This year’s SEC continues to bolster its case as one of the strongest basketball conferences ever.
The league will send seven teams to the Sweet 16, breaking a record set by the ACC nine years ago.
Ole Miss became the seventh SEC team to advance to the NCAA tournament’s second week on Sunday evening when the Rebels handled No. 3 Iowa State in an 85-72 upset. Alabama had helped the conference tie the record hours earlier with a runaway win over seventh-seeded Saint Mary’s. (Kentucky and Florida had previously clinched their spots in the Sweet 16, as had Auburn, Tennessee and Arkansas.)
It’s no surprise that the SEC will have seven of this season’s final 16 teams. The league dominated November and December in a way few, if any, conferences ever have before. The SEC won 88.9% of its games against other conferences, amassed a 58-19 record against the other four power conferences and notched victories over the likes of Duke, Houston, Texas Tech and St. John’s.

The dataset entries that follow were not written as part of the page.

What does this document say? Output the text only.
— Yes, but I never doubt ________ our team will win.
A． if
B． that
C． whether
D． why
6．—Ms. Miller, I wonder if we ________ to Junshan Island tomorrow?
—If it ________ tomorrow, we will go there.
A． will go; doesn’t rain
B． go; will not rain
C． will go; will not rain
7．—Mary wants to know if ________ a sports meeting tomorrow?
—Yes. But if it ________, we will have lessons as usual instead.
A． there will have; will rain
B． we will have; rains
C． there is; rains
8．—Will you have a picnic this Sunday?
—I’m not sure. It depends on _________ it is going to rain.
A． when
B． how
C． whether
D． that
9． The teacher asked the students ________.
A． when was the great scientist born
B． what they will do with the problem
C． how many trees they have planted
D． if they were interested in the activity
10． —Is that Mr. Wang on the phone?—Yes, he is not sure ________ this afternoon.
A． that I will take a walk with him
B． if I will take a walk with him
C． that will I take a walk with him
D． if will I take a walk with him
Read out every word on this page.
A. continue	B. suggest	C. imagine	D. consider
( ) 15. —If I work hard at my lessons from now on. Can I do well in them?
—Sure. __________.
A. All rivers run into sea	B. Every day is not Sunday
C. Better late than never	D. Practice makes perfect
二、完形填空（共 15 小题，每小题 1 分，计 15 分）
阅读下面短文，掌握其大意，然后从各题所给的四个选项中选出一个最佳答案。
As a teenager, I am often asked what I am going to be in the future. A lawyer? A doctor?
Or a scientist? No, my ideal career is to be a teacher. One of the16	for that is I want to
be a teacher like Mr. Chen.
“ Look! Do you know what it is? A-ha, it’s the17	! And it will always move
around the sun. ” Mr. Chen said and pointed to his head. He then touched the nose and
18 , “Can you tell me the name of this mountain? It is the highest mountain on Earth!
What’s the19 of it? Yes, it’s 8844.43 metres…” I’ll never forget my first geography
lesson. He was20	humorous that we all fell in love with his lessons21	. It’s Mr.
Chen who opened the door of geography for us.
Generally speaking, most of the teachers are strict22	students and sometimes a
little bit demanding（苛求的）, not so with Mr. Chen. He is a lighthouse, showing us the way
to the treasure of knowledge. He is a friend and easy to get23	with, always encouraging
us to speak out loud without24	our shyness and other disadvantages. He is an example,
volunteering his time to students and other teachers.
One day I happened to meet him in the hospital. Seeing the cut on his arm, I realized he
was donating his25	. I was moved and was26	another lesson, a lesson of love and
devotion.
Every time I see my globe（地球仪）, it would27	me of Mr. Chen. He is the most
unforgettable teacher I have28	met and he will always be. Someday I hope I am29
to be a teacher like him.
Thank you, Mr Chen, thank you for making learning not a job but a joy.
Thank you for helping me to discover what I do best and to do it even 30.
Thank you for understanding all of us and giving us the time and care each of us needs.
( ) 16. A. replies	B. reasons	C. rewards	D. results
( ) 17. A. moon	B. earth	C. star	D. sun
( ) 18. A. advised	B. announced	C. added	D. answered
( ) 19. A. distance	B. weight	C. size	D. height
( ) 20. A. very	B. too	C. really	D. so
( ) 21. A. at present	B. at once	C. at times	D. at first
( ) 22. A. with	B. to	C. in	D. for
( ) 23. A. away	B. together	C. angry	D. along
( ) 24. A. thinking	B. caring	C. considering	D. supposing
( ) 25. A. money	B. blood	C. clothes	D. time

Fourteen of the SEC’s 16 teams received NCAA tournament bids on Selection Sunday when the 68-team field was unveiled. That smashed the previous record of 11 NCAA bids from one conference, set by the Big East in 2011.
Auburn, Florida, Alabama, Tennessee, Kentucky and Texas A&M each received top-four seeds in the NCAA tournament. The only one of those teams that did not live up to its seeding was the Aggies, who blew a 10-point second-half lead against fifth-seeded Michigan in the second round on Saturday afternoon.
The SEC’s surprise Sweet 16 team is Arkansas, which only two months ago was 0-5 in league play and firmly outside the NCAA tournament picture. John Calipari’s Razorbacks have since won 12 of 17 games, culminating with Saturday’s thrilling upset of the best St. John’s team in at least two decades.